Strangely Consistent

Theory, practice, and languages, braided together

November 26, 2008 — we come in peace! bzzz...

31 years ago today, a mysterious voice identifying itself as 'Vrillon', accompanied by a deep buzzing, broke into the broadcast of the local ITV station Southern Television to warn viewers of "the destiny of your race" and "so that you may communicate to your fellow beings the course you must take to avoid a disaster which threatens your world and the beings on other worlds around you". Wikipedia:

As the broadcast did not affect the video signal, it was difficult to detect its source, and the transmission disappeared at the end of what sounded like a prepared statement. Most observers have concluded that the broadcast was a hoax [no shit, Sherlock?], achieved by directing a powerful signal at the Hannington UHF transmitter.

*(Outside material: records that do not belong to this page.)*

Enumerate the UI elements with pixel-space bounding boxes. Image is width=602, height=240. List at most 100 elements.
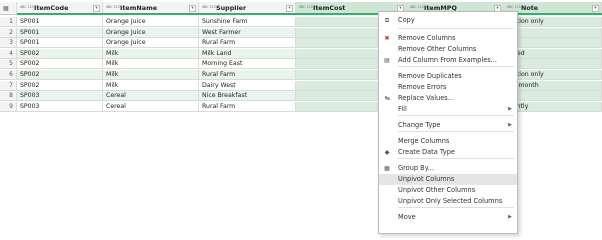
menu-item-label: Unpivot Other Columns <box>398 186 476 194</box>
table-cell[interactable]: SP002 <box>17 80 103 91</box>
table-cell[interactable]: Rural Farm <box>199 101 296 112</box>
menu-item-move[interactable]: Move ▶ <box>379 212 517 223</box>
menu-item-label: Replace Values... <box>398 94 455 102</box>
menu-item-label: Move <box>398 213 416 221</box>
menu-separator <box>398 66 514 67</box>
table-cell[interactable]: SP002 <box>17 48 103 59</box>
table-cell[interactable] <box>504 27 602 38</box>
menu-item-change-type[interactable]: Change Type ▶ <box>379 120 517 131</box>
menu-item-remove-other-columns[interactable]: Remove Other Columns <box>379 44 517 55</box>
type-any-icon: ABC 123 <box>20 5 34 10</box>
table-cell[interactable]: SP001 <box>17 38 103 49</box>
table-cell[interactable]: Rural Farm <box>199 70 296 80</box>
table-cell[interactable]: Orange Juice <box>103 38 199 49</box>
menu-item-create-data-type[interactable]: ◆ Create Data Type <box>379 147 517 158</box>
table-cell[interactable]: nightly <box>504 101 602 112</box>
column-header-label: Note <box>521 4 539 12</box>
table-cell[interactable] <box>504 38 602 49</box>
column-filter-dropdown-icon[interactable]: ▾ <box>93 5 100 12</box>
menu-item-merge-columns[interactable]: Merge Columns <box>379 136 517 147</box>
table-cell[interactable]: motion only <box>504 70 602 80</box>
menu-item-unpivot-columns[interactable]: Unpivot Columns <box>379 174 517 185</box>
table-cell[interactable]: Milk <box>103 59 199 70</box>
table-icon: ▦ <box>3 5 9 12</box>
table-cell[interactable]: SP003 <box>17 91 103 102</box>
remove-columns-icon: ✖ <box>384 35 390 42</box>
menu-separator <box>398 131 514 132</box>
group-by-icon: ▦ <box>384 165 390 172</box>
table-cell[interactable]: Milk Land <box>199 48 296 59</box>
menu-separator <box>398 207 514 208</box>
table-cell[interactable]: rtised <box>504 48 602 59</box>
table-cell[interactable]: Milk <box>103 48 199 59</box>
table-cell[interactable]: SP001 <box>17 17 103 27</box>
column-filter-dropdown-icon[interactable]: ▾ <box>286 5 293 12</box>
table-cell[interactable]: Orange Juice <box>103 27 199 38</box>
submenu-arrow-icon: ▶ <box>508 122 512 128</box>
menu-item-label: Remove Columns <box>398 34 456 42</box>
menu-item-label: Remove Duplicates <box>398 72 462 80</box>
type-any-icon: ABC 123 <box>507 5 521 10</box>
table-cell[interactable]: SP001 <box>17 27 103 38</box>
table-cell[interactable] <box>504 59 602 70</box>
row-number: 3 <box>0 38 17 49</box>
menu-item-remove-errors[interactable]: Remove Errors <box>379 82 517 93</box>
column-header-label: ItemCode <box>34 4 69 12</box>
menu-item-unpivot-other-columns[interactable]: Unpivot Other Columns <box>379 185 517 196</box>
table-cell[interactable]: Morning East <box>199 59 296 70</box>
table-cell[interactable]: Milk <box>103 70 199 80</box>
menu-item-label: Unpivot Only Selected Columns <box>398 197 503 205</box>
table-cell[interactable]: Dairy West <box>199 80 296 91</box>
column-context-menu: ⧉ Copy ✖ Remove Columns Remove Other Columns… <box>378 11 518 234</box>
type-any-icon: ABC 123 <box>106 5 120 10</box>
column-header-label: ItemName <box>120 4 158 12</box>
menu-separator <box>398 28 514 29</box>
menu-item-remove-duplicates[interactable]: Remove Duplicates <box>379 71 517 82</box>
row-number: 8 <box>0 91 17 102</box>
replace-icon: ↹ <box>384 95 390 102</box>
menu-item-group-by[interactable]: ▦ Group By... <box>379 163 517 174</box>
menu-item-label: Unpivot Columns <box>398 175 455 183</box>
row-number: 5 <box>0 59 17 70</box>
add-column-icon: ▤ <box>384 57 390 64</box>
table-cell[interactable] <box>504 91 602 102</box>
table-cell[interactable]: Milk <box>103 80 199 91</box>
table-cell[interactable]: Orange Juice <box>103 17 199 27</box>
row-number: 9 <box>0 101 17 112</box>
table-cell[interactable]: Cereal <box>103 91 199 102</box>
menu-item-fill[interactable]: Fill ▶ <box>379 104 517 115</box>
row-number: 2 <box>0 27 17 38</box>
table-cell[interactable]: Cereal <box>103 101 199 112</box>
table-cell[interactable]: Sunshine Farm <box>199 17 296 27</box>
table-cell[interactable]: West Farmer <box>199 27 296 38</box>
menu-item-label: Create Data Type <box>398 148 455 156</box>
menu-item-label: Remove Other Columns <box>398 45 477 53</box>
copy-icon: ⧉ <box>384 17 390 24</box>
table-cell[interactable]: motion only <box>504 17 602 27</box>
submenu-arrow-icon: ▶ <box>508 214 512 220</box>
menu-item-copy[interactable]: ⧉ Copy <box>379 15 517 26</box>
table-cell[interactable]: e a month <box>504 80 602 91</box>
menu-item-label: Fill <box>398 105 407 113</box>
menu-separator <box>398 115 514 116</box>
column-header-label: Supplier <box>216 4 247 12</box>
table-cell[interactable]: SP002 <box>17 70 103 80</box>
menu-separator <box>398 158 514 159</box>
column-filter-dropdown-icon[interactable]: ▾ <box>189 5 196 12</box>
table-cell[interactable]: SP003 <box>17 101 103 112</box>
row-number: 6 <box>0 70 17 80</box>
table-cell[interactable]: Nice Breakfast <box>199 91 296 102</box>
row-number: 7 <box>0 80 17 91</box>
type-any-icon: ABC 123 <box>410 5 424 10</box>
type-any-icon: ABC 123 <box>299 5 313 10</box>
menu-item-remove-columns[interactable]: ✖ Remove Columns <box>379 33 517 44</box>
row-number: 4 <box>0 48 17 59</box>
table-cell[interactable]: Rural Farm <box>199 38 296 49</box>
menu-item-unpivot-only-selected-columns[interactable]: Unpivot Only Selected Columns <box>379 196 517 207</box>
table-menu-button[interactable]: ▦ <box>0 2 17 15</box>
menu-item-add-column-from-examples[interactable]: ▤ Add Column From Examples... <box>379 55 517 66</box>
type-any-icon: ABC 123 <box>202 5 216 10</box>
table-cell[interactable]: SP002 <box>17 59 103 70</box>
menu-item-replace-values[interactable]: ↹ Replace Values... <box>379 93 517 104</box>
column-filter-dropdown-icon[interactable]: ▾ <box>592 5 599 12</box>
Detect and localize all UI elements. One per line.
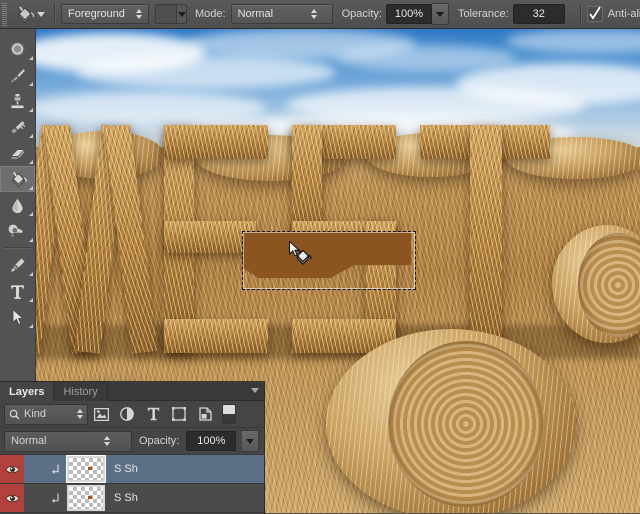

While I don't condone this kind of hijacking, I sure would have liked to have watched that channel when it happened.

Having reset my sleep cycle last night to a reasonable set of endpoints, I am not fit to write sensible code today. Instead, I've been debugging a bit, cleaning up half of the test failures uncovered yesterday.

The first one turned out to be ignorable warnings, and the second one was a regression due to improvements in Rakudo, easily fixed.

The two remaining errors require closer inspection, and unless I feel like implementing something new, I will look at them tomorrow.

But first, спать. In the meantime don't forget to communicate to your fellow beings. Spread the love. Use Perl 6. Bzzz.